Ce que la réforme de 2016 a véritablement changé
L’ordonnance du 10 février 2016 a été présentée comme une modernisation technique. Elle est bien davantage. En restructurant le droit des obligations, elle a modifié les réflexes des praticiens, imposé un nouveau vocabulaire et créé des mécanismes inédits. L’article 1107 se situe au début de cette architecture rénovée, ce qui lui confère une valeur structurante pour l’ensemble du dispositif.
Avant 2016, la distinction entre les sources des obligations était dispersée dans plusieurs textes, parfois contradictoires ou lacunaires. La réforme a regroupé et clarifié ces sources, en plaçant l’article 1107 comme pivot de la classification.
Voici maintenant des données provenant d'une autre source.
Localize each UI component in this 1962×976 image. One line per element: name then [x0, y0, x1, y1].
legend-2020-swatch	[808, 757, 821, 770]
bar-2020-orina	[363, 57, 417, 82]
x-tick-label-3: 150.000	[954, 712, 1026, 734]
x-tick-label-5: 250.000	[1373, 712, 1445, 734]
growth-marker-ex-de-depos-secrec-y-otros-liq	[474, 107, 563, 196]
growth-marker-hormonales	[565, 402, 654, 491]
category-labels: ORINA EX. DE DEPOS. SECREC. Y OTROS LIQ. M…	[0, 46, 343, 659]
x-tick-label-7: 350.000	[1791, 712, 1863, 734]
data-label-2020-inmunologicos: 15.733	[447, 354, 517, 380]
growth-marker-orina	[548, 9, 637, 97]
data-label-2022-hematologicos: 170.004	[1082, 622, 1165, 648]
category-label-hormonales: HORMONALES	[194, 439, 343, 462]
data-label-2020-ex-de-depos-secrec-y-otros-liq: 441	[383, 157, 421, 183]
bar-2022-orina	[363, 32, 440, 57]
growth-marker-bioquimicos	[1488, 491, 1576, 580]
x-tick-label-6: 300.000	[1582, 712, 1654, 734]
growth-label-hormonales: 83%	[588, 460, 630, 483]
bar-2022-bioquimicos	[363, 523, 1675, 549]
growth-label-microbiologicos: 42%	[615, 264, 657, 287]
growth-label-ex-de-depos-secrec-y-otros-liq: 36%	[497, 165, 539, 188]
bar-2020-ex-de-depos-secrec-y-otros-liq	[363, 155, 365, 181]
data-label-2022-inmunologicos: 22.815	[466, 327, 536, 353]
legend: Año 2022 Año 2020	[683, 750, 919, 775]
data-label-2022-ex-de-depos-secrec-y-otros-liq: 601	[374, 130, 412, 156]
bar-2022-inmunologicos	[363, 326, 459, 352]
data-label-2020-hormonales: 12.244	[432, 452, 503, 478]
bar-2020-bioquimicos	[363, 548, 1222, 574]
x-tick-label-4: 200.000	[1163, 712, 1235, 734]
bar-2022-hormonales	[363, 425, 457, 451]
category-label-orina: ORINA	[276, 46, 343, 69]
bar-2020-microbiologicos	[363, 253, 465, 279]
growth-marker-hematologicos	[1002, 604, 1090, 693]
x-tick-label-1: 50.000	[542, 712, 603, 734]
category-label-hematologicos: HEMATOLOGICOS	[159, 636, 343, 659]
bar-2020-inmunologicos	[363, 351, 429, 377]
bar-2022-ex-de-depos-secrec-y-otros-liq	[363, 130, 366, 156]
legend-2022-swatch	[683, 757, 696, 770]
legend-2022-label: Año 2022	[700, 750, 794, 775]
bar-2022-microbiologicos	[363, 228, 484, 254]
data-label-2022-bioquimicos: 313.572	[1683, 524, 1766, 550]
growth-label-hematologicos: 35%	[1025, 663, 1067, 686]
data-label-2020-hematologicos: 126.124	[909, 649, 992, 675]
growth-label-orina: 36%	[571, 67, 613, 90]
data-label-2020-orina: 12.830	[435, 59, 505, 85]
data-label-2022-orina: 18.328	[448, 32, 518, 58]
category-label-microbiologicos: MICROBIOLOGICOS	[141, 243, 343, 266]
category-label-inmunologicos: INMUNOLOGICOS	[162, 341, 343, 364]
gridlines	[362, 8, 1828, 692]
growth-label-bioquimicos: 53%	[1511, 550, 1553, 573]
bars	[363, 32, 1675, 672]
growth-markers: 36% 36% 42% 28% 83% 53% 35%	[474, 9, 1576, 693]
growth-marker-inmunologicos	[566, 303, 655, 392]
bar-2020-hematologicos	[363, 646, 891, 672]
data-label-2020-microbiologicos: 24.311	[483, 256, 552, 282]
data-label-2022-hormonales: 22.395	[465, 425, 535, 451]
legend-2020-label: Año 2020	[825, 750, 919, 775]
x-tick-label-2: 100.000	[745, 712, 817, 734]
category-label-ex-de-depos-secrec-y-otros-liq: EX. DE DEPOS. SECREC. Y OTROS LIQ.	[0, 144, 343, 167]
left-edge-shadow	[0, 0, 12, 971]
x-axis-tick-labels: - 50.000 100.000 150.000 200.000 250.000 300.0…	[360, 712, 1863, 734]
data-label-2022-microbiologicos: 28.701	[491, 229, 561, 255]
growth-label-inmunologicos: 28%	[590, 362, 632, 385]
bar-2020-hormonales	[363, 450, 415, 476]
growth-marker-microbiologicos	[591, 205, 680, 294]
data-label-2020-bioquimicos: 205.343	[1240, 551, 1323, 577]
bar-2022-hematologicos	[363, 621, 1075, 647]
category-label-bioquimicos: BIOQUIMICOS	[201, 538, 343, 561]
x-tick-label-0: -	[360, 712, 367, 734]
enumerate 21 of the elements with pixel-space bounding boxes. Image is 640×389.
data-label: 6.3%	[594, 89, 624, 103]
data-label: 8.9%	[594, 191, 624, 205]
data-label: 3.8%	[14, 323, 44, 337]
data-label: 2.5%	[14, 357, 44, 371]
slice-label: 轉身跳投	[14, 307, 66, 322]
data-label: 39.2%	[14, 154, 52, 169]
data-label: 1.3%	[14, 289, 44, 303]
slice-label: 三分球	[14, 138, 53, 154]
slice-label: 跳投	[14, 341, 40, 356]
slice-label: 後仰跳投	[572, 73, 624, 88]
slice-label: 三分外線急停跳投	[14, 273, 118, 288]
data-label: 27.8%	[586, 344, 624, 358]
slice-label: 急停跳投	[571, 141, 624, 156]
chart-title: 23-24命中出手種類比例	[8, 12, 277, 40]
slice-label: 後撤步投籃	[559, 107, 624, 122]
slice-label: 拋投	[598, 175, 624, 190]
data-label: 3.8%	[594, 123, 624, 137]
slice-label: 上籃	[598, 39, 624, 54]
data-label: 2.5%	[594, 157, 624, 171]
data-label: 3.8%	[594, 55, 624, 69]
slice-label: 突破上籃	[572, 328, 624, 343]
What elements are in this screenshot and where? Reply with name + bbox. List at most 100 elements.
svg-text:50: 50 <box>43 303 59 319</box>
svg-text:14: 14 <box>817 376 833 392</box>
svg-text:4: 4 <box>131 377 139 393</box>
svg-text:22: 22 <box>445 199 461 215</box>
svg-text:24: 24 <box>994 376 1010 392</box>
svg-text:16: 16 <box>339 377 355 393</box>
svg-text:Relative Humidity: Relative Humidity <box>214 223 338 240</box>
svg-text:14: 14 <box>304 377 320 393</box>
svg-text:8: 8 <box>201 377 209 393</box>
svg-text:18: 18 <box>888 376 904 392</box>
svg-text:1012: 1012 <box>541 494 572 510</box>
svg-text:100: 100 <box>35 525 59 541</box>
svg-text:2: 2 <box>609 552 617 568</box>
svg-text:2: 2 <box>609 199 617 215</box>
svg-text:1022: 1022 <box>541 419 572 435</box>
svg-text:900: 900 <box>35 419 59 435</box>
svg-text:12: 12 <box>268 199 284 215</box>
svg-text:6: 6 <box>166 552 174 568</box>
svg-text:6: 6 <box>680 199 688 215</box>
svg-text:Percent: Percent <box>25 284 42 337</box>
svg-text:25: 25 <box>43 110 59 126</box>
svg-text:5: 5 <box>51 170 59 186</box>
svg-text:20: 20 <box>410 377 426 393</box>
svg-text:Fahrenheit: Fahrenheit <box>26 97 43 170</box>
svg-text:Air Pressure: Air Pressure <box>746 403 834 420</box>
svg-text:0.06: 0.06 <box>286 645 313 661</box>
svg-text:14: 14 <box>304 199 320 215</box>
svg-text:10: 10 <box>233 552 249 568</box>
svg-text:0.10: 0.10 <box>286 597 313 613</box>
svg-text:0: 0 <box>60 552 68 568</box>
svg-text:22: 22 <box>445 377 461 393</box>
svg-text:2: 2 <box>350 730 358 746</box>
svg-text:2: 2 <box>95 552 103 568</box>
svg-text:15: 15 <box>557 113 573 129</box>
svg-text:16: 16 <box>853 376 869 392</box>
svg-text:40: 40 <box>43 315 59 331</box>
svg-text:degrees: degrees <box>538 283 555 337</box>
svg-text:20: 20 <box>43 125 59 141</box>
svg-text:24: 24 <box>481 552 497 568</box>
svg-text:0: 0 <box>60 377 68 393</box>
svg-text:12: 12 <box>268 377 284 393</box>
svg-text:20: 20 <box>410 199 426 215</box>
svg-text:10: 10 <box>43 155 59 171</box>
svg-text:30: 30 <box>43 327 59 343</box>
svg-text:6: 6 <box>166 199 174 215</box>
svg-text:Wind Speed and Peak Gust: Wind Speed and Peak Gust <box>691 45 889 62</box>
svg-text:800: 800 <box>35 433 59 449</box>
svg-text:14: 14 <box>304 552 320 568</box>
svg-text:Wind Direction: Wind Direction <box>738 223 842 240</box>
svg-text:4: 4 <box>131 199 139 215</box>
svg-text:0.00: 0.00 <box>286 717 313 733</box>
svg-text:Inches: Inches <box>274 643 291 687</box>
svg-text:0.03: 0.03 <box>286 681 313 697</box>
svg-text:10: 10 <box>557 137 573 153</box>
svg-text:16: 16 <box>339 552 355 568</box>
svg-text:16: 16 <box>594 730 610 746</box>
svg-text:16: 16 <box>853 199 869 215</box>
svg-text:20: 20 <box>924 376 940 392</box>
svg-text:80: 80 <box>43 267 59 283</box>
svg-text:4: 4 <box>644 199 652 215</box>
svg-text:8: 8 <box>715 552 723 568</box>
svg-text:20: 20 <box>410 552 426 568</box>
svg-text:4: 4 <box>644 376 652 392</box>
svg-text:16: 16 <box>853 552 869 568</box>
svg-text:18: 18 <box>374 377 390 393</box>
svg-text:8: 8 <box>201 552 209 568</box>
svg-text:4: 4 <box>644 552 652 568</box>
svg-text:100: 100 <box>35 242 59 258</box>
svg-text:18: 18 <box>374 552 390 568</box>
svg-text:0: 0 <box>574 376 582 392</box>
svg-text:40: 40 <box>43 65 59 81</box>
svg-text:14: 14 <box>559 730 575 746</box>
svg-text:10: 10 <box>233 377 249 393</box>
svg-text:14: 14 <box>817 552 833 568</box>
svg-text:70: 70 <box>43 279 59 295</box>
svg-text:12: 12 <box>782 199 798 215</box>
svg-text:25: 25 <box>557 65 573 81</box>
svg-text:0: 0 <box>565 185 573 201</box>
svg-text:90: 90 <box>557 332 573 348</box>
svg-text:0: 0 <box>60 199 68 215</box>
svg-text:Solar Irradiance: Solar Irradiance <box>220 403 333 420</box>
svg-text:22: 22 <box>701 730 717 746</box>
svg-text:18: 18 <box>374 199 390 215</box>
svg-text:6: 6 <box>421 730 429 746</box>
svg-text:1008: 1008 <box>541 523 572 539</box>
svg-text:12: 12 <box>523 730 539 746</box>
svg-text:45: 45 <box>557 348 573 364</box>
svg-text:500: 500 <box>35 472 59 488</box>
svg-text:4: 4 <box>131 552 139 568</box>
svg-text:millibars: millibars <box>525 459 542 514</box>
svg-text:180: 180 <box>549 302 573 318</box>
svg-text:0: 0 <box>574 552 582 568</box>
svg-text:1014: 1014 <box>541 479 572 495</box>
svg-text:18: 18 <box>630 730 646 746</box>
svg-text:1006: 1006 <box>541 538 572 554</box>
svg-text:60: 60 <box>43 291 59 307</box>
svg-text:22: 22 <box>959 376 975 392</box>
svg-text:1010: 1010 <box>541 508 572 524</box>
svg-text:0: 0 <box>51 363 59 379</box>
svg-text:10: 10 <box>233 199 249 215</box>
Les avocats formés avant cette réforme ont dû adapter leur pratique, parfois profondément. Les formations continues organisées par les barreaux ont joué un rôle déterminant dans cette transition.
L’introduction de la révision pour imprévision à l’article 1195, directement articulée avec les principes de l’article 1107, illustre l’ampleur du changement. Des situations qui ne trouvaient pas de traitement satisfaisant avant 2016 disposent désormais d’un cadre légal. Les avocats spécialisés en droit des contrats ont intégré ce nouveau mécanisme dans leurs pratiques de rédaction et de conseil.
Le Ministère de la Justice a accompagné cette réforme de nombreux documents d’explication et de guides pratiques. Malgré cela, l’appropriation complète du nouveau droit des obligations prend du temps. Certaines questions d’interprétation restent ouvertes, notamment sur les interactions entre les nouvelles dispositions et les régimes spéciaux existants. L’article 1107, en tant que norme générale, cède devant les règles particulières — mais encore faut-il identifier correctement ces règles particulières, ce qui exige une connaissance approfondie du droit positif.
La pratique du droit contractuel en France ne peut plus ignorer cette refondation. Un avocat qui maîtrise les implications de l’article 1107 dans le contexte post-réforme dispose d’une base solide pour aborder n’importe quel dossier impliquant des obligations, qu’elles naissent d’un contrat, d’un délit ou de la loi. Cette maîtrise n’est pas une option : c’est la condition d’un exercice professionnel rigoureux et efficace. Seul un avocat peut analyser la situation spécifique d’un justiciable et lui apporter un conseil personnalisé adapté à ses circonstances.